Weatherman was further radicalized by the December 1969 shooting death of Black Panther leader Fred Hampton by Chicago police. Hampton was a street thug who, in his much-heralded "morning education" programs, taught black youths that violent opposition to the U.S. government was a worthy goal. He was quoted in a 1969 Chicago Sun-Times article as saying, "I am at war with the pigs," and forecasting an armed struggle between blacks and whites. He routinely carried weapons and instructed his subordinates to do the same. For Weatherman, Hampton's death provided one more excuse to pursue a revolutionary agenda. In July 1970 the organization issued a "Declaration of a State of War" against the United States government, using for the first time its new name, the "Weather Underground Organization" (WUO), adopting fake identities, and pledging to pursue covert activities only.

Shortly after that Declaration was made public, three members of the Weather Underground accidentally killed themselves in a Manhattan townhouse while attempting to build a powerful bomb they had intended to plant at a social dance in Fort Dix, New Jersey -- an event that was to be attended by U.S. Army soldiers. Hundreds of lives could have been lost had the plot been successfully executed.

The Weather Underground went on to claim credit for some 25 bombings over the next several years, detonating explosives at the rebuilt Haymarket statue, a bathroom at the Pentagon, the Capitol barber shop, the New York City police headquarters, and a variety of other targets. 

The Weather Underground also (for a fee of $25,000) helped psychedelic drug guru Timothy Leary break out of a California prison and arranged for his transport to Algiers. When Leary was re-arrested in 1974, he cooperated in the FBI investigation of WUO in exchange for a lighter sentence.

The Weather Undergound aspired to take over the U.S. government and establish re-education camps in the American southwest; the organization estimated that it would be necessary to kill some 25 million people "die-hard capitalist[s]" who could not be reformed. 

By the time the U.S. withdrew its military forces from Vietnam in 1975, the Weather Underground was clearly losing vitality as an organization, having failed to invigorate a new radical movement in the U.S. or to inspire an all-out war against the government. In the wake of President Jimmy Carter's amnesty for draft dodgers, members of the group began to emerge from hiding. Many were never prosecuted; others had their convictions overturned.
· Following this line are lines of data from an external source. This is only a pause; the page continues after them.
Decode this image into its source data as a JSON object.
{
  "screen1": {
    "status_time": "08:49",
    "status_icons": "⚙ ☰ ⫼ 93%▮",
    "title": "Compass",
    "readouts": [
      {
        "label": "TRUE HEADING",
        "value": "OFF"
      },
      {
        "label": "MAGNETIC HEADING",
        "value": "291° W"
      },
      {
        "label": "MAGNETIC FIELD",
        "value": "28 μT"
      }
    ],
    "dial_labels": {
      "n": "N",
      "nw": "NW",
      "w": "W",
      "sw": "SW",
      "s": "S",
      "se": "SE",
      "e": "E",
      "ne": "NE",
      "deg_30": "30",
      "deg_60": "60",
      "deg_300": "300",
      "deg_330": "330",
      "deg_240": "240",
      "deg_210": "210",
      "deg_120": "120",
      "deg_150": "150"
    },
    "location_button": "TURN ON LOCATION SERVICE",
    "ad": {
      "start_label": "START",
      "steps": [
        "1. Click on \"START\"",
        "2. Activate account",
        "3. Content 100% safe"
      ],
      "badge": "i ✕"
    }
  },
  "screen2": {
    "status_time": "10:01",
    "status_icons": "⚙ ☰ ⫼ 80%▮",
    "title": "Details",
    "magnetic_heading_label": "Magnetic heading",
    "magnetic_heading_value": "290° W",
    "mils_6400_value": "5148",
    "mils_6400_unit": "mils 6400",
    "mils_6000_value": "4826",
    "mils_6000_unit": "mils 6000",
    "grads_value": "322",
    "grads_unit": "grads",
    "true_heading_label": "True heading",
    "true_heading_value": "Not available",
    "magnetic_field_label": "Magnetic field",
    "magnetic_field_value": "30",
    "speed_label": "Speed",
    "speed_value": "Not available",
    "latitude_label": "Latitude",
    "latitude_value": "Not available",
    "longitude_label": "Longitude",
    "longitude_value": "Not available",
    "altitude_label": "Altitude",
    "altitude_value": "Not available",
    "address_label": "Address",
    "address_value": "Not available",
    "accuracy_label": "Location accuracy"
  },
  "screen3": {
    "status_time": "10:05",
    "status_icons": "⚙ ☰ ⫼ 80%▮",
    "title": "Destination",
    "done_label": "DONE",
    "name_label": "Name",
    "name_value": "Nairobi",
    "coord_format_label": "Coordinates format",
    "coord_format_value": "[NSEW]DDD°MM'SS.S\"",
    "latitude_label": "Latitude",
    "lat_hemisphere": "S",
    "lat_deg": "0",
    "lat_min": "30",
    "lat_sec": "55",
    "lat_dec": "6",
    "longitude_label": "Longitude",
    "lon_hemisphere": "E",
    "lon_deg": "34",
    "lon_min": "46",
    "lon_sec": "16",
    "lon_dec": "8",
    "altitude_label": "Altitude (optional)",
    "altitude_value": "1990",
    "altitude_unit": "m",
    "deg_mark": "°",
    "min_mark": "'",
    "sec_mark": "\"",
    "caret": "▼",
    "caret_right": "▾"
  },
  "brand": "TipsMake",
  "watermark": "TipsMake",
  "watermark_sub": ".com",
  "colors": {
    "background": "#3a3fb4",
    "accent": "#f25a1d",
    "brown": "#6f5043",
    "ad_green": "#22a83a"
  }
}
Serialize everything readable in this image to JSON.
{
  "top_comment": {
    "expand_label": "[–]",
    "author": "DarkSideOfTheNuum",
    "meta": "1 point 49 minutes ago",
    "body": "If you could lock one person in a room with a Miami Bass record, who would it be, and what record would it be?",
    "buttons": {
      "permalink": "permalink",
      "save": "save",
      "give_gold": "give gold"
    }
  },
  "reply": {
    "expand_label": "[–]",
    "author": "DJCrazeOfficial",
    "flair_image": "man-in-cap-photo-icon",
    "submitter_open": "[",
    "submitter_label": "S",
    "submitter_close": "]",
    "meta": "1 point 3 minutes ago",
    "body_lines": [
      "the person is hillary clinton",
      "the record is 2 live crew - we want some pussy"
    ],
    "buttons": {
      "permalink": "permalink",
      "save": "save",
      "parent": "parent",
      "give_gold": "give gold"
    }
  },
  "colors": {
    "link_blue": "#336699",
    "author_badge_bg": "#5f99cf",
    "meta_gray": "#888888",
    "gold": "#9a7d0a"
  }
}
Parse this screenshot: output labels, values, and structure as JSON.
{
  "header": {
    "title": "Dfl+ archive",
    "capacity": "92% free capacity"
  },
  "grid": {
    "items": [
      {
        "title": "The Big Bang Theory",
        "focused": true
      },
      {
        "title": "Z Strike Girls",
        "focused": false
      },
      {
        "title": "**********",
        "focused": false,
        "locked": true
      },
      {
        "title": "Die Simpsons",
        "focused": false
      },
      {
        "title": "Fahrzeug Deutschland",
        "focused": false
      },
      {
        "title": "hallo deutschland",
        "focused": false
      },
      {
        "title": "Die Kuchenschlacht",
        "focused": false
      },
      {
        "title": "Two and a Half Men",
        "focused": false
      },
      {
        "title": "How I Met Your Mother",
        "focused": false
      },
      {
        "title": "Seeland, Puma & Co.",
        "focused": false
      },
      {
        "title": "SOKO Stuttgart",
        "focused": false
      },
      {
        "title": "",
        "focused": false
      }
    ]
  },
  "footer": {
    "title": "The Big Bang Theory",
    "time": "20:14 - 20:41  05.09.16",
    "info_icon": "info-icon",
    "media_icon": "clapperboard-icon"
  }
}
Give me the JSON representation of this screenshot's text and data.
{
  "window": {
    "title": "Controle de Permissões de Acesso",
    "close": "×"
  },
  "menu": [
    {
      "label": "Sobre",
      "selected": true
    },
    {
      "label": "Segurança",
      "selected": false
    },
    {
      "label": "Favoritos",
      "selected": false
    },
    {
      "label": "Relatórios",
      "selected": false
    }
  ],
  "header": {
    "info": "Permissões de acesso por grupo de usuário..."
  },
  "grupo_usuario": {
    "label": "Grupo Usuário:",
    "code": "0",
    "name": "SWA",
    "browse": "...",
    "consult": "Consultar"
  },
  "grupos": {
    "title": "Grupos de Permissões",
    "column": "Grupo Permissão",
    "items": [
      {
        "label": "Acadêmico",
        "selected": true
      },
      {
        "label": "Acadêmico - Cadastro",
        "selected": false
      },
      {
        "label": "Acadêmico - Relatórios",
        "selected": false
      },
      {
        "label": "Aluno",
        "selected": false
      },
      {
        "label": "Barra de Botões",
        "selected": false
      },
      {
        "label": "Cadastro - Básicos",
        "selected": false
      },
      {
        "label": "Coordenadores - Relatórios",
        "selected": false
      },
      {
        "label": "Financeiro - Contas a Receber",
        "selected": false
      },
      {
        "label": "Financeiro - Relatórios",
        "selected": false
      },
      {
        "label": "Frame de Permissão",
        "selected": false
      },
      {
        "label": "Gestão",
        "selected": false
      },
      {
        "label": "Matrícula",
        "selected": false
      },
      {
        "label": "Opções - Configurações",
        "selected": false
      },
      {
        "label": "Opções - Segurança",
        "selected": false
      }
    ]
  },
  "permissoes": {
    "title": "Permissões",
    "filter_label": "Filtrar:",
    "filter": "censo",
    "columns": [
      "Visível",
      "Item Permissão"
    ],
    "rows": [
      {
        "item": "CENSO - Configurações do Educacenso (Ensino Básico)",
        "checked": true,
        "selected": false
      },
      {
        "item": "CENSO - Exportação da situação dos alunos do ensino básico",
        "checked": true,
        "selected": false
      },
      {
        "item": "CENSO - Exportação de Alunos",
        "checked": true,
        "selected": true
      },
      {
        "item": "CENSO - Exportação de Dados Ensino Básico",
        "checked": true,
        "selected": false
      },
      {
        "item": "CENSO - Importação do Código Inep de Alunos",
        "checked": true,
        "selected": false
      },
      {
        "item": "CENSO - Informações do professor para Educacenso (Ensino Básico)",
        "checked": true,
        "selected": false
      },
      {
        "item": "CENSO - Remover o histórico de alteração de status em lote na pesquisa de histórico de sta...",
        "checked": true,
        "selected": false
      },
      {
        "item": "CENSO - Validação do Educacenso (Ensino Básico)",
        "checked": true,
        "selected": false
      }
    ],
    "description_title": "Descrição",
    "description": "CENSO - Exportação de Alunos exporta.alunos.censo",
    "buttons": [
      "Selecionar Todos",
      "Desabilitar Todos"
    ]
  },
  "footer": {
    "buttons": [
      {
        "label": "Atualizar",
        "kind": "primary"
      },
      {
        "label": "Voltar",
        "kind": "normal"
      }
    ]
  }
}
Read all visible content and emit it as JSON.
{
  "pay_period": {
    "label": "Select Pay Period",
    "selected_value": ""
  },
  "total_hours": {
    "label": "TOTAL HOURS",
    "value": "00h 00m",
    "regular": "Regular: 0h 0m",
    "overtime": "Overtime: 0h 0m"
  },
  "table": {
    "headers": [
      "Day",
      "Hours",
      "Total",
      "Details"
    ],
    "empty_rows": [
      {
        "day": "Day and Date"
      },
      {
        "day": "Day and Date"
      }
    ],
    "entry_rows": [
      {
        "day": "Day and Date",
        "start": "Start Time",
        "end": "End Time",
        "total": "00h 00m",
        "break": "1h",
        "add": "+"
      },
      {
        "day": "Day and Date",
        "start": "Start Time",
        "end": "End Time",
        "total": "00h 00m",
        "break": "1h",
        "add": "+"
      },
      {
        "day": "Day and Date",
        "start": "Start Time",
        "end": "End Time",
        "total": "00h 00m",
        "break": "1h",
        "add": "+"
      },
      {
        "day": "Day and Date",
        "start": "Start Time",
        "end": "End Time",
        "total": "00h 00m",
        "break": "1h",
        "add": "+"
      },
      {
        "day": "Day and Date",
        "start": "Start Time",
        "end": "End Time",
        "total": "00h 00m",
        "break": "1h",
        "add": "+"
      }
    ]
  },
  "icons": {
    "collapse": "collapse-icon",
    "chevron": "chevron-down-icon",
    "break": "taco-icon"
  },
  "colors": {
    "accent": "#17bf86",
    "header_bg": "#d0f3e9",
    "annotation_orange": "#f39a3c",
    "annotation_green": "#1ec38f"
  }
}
Some, like Rudd, Dohrn, and Ayers, claimed places for themselves in academia, while others attempted to return to the mainstream. 

On October 20, 1981 -- long after the Weather Underground had ceased to exist -- former Underground member Kathy Boudin and her soon-to-be husband, David Gilbert, were accomplices in the robbery of a Brinks armored car in Nyack, New York. In the course of that heist, one Brinks guard and two Nyack police officers were murdered. Also involved in the robbery was Judith Clark, who had served a prison term for her participation in the "Days of Rage." Boudin hired attorney Leonard Weinglass, a law partner of her father, to defend her in the case. Weinglass arranged for a plea bargain whereby Boudin pled guilty to one count of felony murder and robbery, in exchange for a prison sentence of twenty years to life. She was paroled in 2003, however, over strong opposition from New York State police. Gilbert remains in New York's Attica State Prison, having refused to bargain.

In 1985, former Weather Underground members Susan Rosenberg (who also was implicated in the Nyack robbery) and Linda Evans were apprehended while transporting 740 pounds of explosives which they both acknowledged were slated for use in additional bombings. Rosenberg was sentenced to 58 years in prison, Evans 40; President Bill Clinton pardoned both women in January 2001.